The Color Campaign: Conscientious Objection

by Jon Katz
Color Campaign: Conscientious Objection

This week, I’m launching my color campaign. For people entering the winter. For people suffering from Sandy. For people who watch the news. For people who are afraid. For people who are following the political campaigns. For people who demonize other people. For people who are angry. For people who think the world is an awful place and is getting worse all the time.

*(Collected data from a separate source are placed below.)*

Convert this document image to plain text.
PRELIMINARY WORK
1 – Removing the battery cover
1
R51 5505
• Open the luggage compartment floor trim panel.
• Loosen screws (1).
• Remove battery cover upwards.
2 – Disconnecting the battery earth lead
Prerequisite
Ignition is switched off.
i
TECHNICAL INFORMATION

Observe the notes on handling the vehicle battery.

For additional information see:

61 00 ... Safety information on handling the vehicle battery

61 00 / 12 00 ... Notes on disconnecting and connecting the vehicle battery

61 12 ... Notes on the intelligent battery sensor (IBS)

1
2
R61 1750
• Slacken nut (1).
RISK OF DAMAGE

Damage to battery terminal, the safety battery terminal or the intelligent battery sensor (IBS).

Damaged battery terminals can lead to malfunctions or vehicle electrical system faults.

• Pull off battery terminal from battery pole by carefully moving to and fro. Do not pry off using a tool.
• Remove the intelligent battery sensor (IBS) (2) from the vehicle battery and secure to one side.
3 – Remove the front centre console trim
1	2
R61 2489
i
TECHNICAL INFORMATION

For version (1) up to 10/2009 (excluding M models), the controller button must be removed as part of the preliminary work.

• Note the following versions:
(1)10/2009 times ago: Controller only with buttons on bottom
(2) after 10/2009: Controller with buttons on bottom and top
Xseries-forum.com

I also want to share my decision not to vote in the presidential campaign tomorrow. This is, to me, a form of conscientious objection. During the Vietnam War, I began the process of declaring  my life-long opposition to war by declaring myself a conscientious objector. I lost the will to finish that process for various reasons and have regretted it ever since. The political campaign process has become an accumulation of things I do not believe in – war, corruption by corporate money, the degradation of political dialogue into attack and distortion, a refusal to help heal a grieving Mother Earth, the abandonment of the poor and the needy, the wanton misuse of technology by a greedy and corporatized media, the invasion of big money into a process meant for individual citizens,  an assault on teachers, librarians, government workers, culture. It is not one candidate or one party, but a system that no longer serves me or my values. My list is longer, but my intention is not to write about politics, or argue my decisions or to persuade anyone else to do what I am doing.

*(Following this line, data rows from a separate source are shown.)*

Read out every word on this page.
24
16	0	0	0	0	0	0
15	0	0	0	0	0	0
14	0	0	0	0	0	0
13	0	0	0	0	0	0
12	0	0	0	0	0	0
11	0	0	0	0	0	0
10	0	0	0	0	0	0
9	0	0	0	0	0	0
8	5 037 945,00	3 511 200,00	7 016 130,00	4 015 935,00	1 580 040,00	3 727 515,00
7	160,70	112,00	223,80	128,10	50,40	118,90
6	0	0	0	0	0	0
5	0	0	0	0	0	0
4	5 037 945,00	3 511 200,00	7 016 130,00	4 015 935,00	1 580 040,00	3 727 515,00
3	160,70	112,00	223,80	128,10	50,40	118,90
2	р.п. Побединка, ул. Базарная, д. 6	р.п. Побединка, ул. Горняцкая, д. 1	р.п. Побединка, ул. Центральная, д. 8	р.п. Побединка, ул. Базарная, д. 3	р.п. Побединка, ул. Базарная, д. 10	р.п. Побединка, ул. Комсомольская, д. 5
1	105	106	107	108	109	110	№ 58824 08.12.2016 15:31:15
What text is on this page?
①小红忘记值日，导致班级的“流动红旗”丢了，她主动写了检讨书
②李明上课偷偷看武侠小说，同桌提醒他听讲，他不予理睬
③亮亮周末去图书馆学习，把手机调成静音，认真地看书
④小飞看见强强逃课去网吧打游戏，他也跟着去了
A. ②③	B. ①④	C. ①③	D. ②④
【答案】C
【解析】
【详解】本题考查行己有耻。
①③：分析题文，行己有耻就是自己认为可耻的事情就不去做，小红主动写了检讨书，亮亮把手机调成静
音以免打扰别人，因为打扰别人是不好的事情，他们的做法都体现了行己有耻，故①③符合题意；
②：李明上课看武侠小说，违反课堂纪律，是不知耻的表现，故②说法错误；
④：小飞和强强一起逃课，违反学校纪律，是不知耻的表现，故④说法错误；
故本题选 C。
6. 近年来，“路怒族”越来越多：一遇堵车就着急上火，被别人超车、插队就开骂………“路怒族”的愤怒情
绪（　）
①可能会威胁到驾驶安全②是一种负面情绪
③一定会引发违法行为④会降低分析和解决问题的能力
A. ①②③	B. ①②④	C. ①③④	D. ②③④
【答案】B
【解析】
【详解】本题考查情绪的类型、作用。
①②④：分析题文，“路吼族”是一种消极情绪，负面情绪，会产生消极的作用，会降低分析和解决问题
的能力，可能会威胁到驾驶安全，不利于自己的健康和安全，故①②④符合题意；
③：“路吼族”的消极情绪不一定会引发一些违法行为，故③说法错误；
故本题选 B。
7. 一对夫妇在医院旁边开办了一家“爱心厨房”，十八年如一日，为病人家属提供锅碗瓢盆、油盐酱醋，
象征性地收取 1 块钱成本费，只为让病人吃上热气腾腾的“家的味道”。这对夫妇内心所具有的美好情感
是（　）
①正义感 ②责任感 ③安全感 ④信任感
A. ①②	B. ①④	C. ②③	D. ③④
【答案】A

If I were to chronicle one of the most sacred elements of the American spirit, it would be the pursuit of individuality, another idea I believe has been corrupted by this political process. I will not fit myself into the left or the right, or label myself a liberal or conservative, or accept other people’s characterization’s of me, or see the world in such narrow and mind-shrinking terms. I am not comfortable in a system that billions of dollars on attack advertising while we toss teachers and librarians out into the streets and people in need of help do not receive any. It seems the definition of immoral to me. My candidate – one who will speak out against this process and these values and decline to participate in it –  is not out there yet, and neither is a political party I would wish to belong to.

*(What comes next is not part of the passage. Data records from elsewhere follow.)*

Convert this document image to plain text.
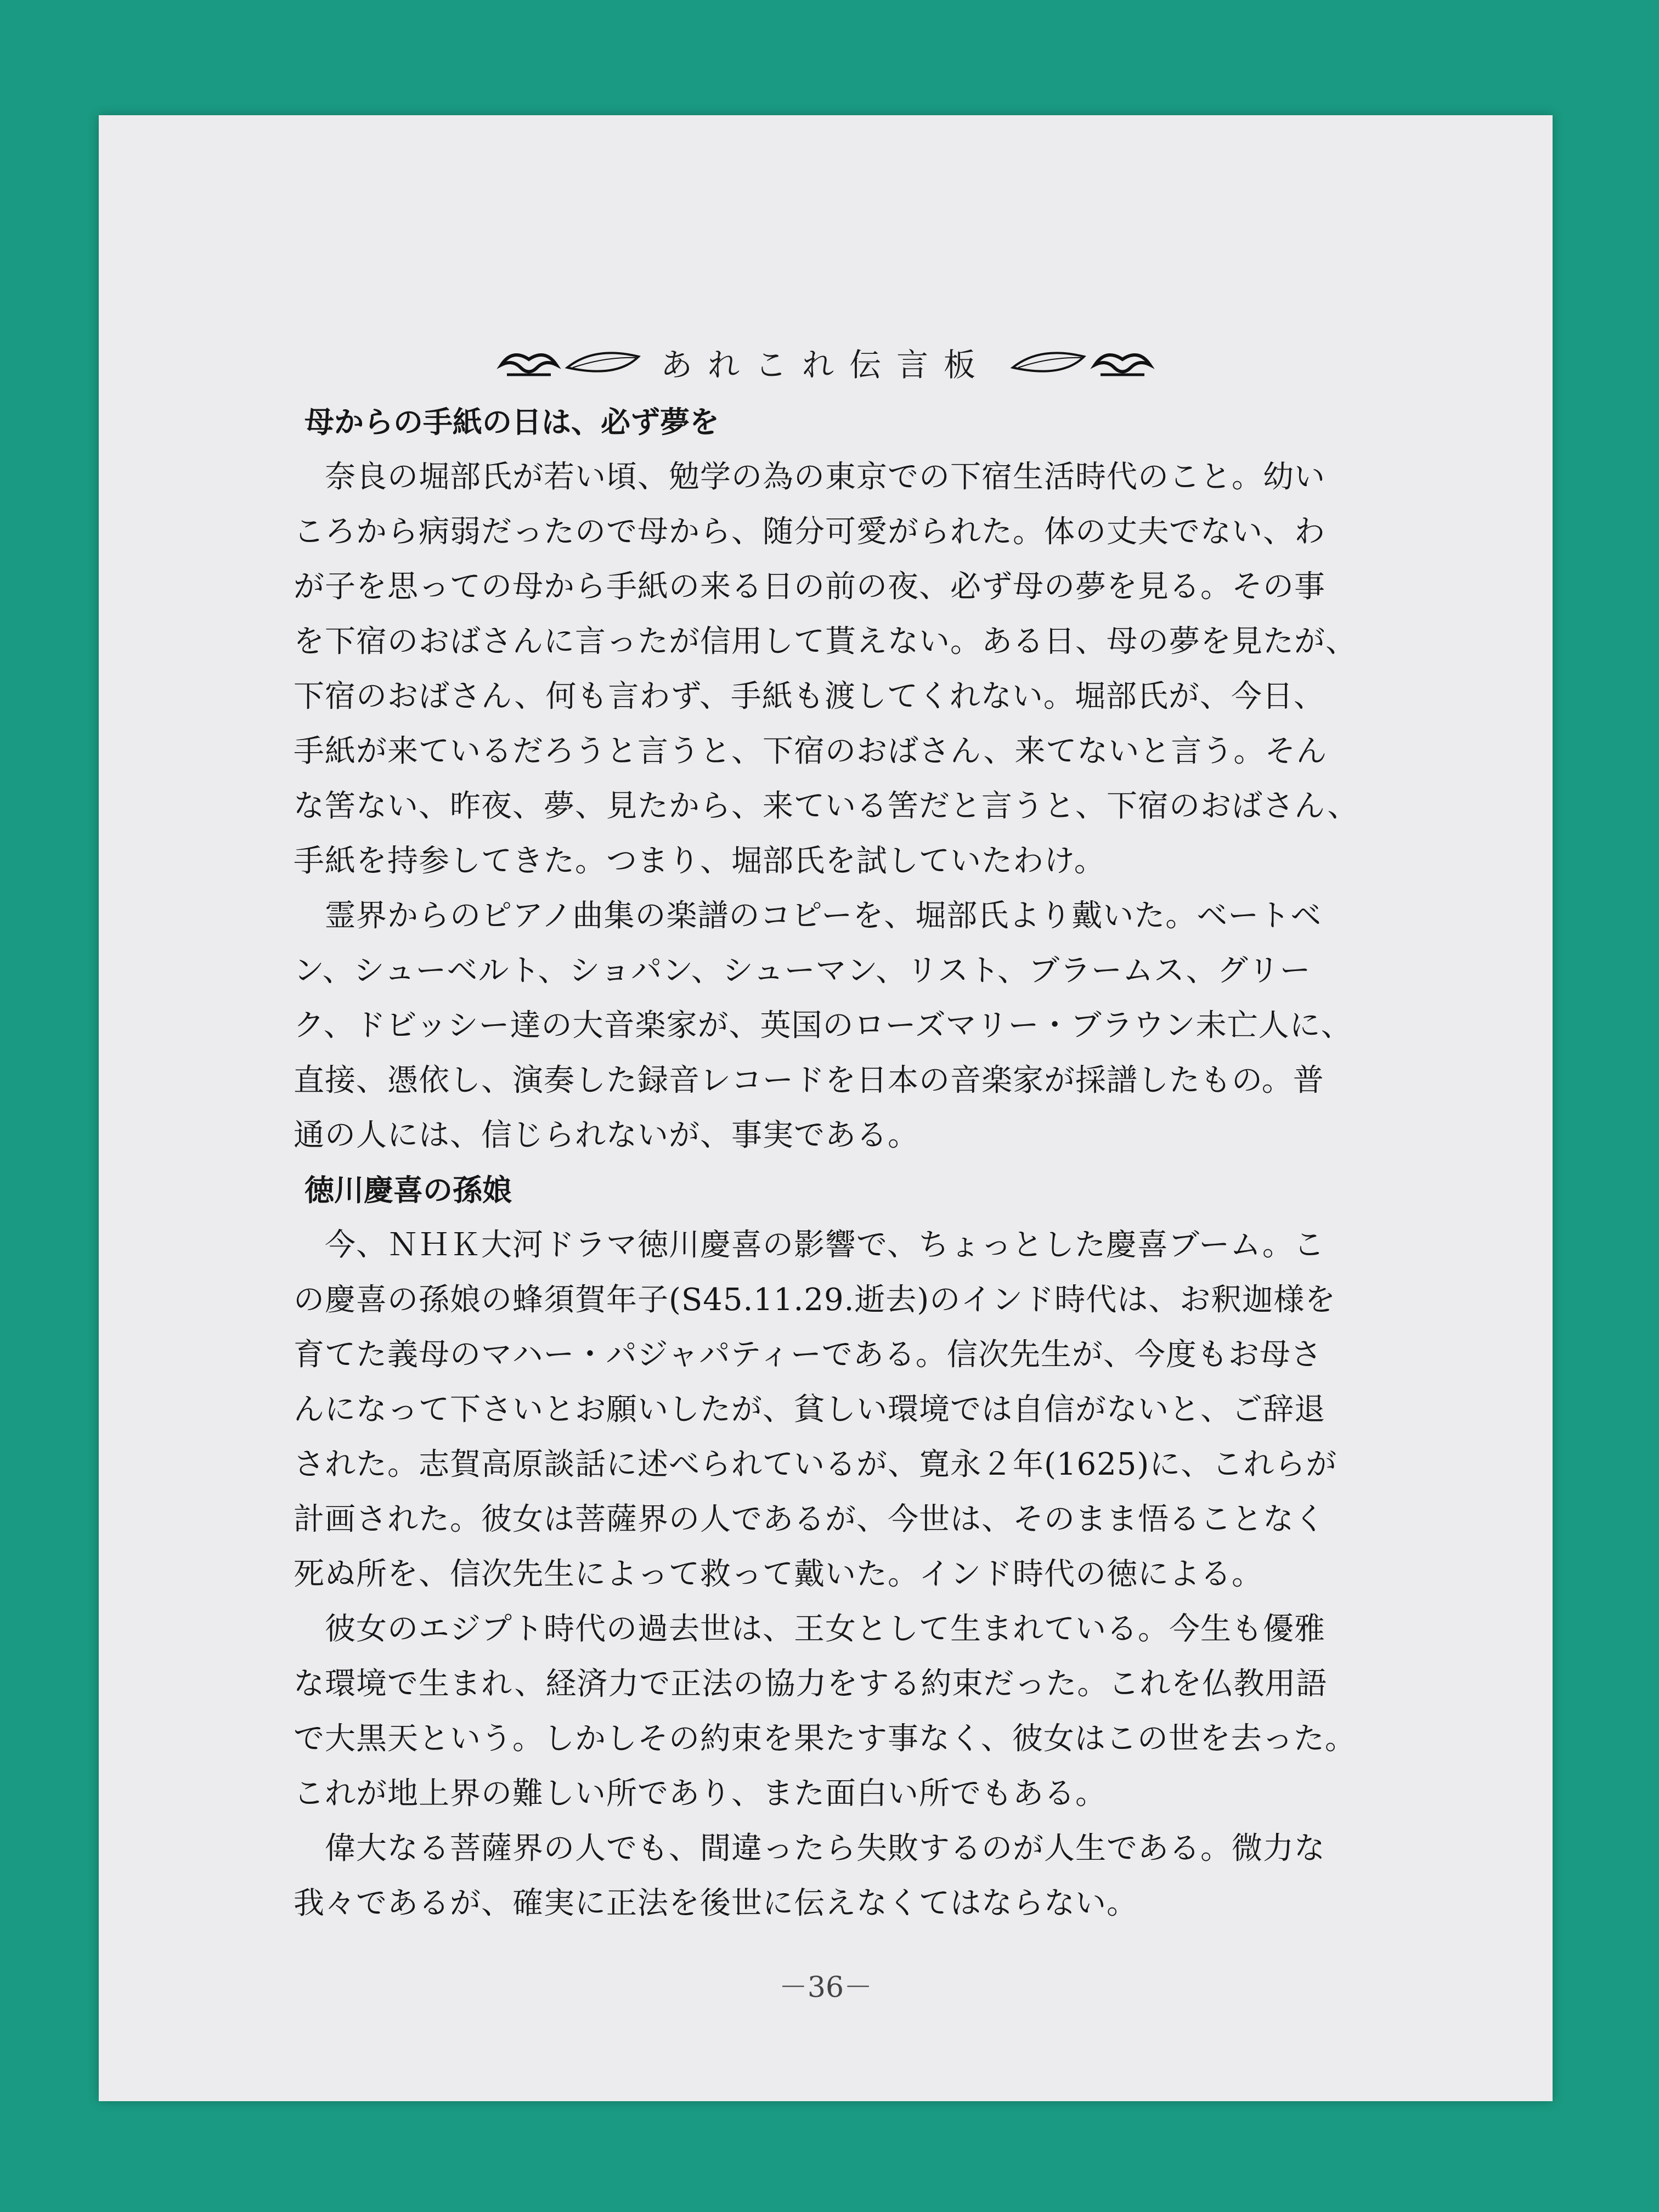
あれこれ伝言板
母からの手紙の日は、必ず夢を
　奈良の堀部氏が若い頃、勉学の為の東京での下宿生活時代のこと。幼い
ころから病弱だったので母から、随分可愛がられた。体の丈夫でない、わ
が子を思っての母から手紙の来る日の前の夜、必ず母の夢を見る。その事
を下宿のおばさんに言ったが信用して貰えない。ある日、母の夢を見たが、
下宿のおばさん、何も言わず、手紙も渡してくれない。堀部氏が、今日、
手紙が来ているだろうと言うと、下宿のおばさん、来てないと言う。そん
な筈ない、昨夜、夢、見たから、来ている筈だと言うと、下宿のおばさん、
手紙を持参してきた。つまり、堀部氏を試していたわけ。
　霊界からのピアノ曲集の楽譜のコピーを、堀部氏より戴いた。ベートベ
ン、シューベルト、ショパン、シューマン、リスト、ブラームス、グリー
ク、ドビッシー達の大音楽家が、英国のローズマリー・ブラウン未亡人に、
直接、憑依し、演奏した録音レコードを日本の音楽家が採譜したもの。普
通の人には、信じられないが、事実である。
徳川慶喜の孫娘
　今、ＮＨＫ大河ドラマ徳川慶喜の影響で、ちょっとした慶喜ブーム。こ
の慶喜の孫娘の蜂須賀年子(S45.11.29.逝去)のインド時代は、お釈迦様を
育てた義母のマハー・パジャパティーである。信次先生が、今度もお母さ
んになって下さいとお願いしたが、貧しい環境では自信がないと、ご辞退
された。志賀高原談話に述べられているが、寛永２年(1625)に、これらが
計画された。彼女は菩薩界の人であるが、今世は、そのまま悟ることなく
死ぬ所を、信次先生によって救って戴いた。インド時代の徳による。
　彼女のエジプト時代の過去世は、王女として生まれている。今生も優雅
な環境で生まれ、経済力で正法の協力をする約束だった。これを仏教用語
で大黒天という。しかしその約束を果たす事なく、彼女はこの世を去った。
これが地上界の難しい所であり、また面白い所でもある。
　偉大なる菩薩界の人でも、間違ったら失敗するのが人生である。微力な
我々であるが、確実に正法を後世に伝えなくてはならない。
－36－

An integral part of this kind of civics is the demonizing of opponents and people with differing views. For weeks I have heard people tell me the country will be destroyed if President Obama wins re-election, or if Mitt Romney does.  I don’t know anyone who is following the process or participating in it who is not angry or disturbed. The process does not, to me, elevate the civic spirit, but degrades it. I am not comfortable participating in it.

The political leaders I have admired in my life or in history would not, I believe, participate in this process either. As always, I am not looking to persuade anyone else to stay away from the polls, nor do I wish to argue my decision. I have already received many messages from good and well-meaning people urging me to vote, and making all the many good arguments for doing so. But I have examined my own conscience, looked in my own mirror, and I would not respect myself if I affirmed this process or enabled it. My politics will continue to go into my hospice work, my writing, my work with animals, my search for love and connection, my photography and my search for a meaningful life.

For me, politics has become personal, individual, and on a smaller and coherent scale. I respect the decisions of others and wish them peace and compassion. A good friend listened to my feelings and told me she disagreed with me, as she was going to vote, but she saw in me a conscientious objection she respected. She helped me clarify my feelings.

This time, I won’t lose my will. The values I wished to stand up for before are even more pressing now. It is, after all, a question of how I wish to live my life.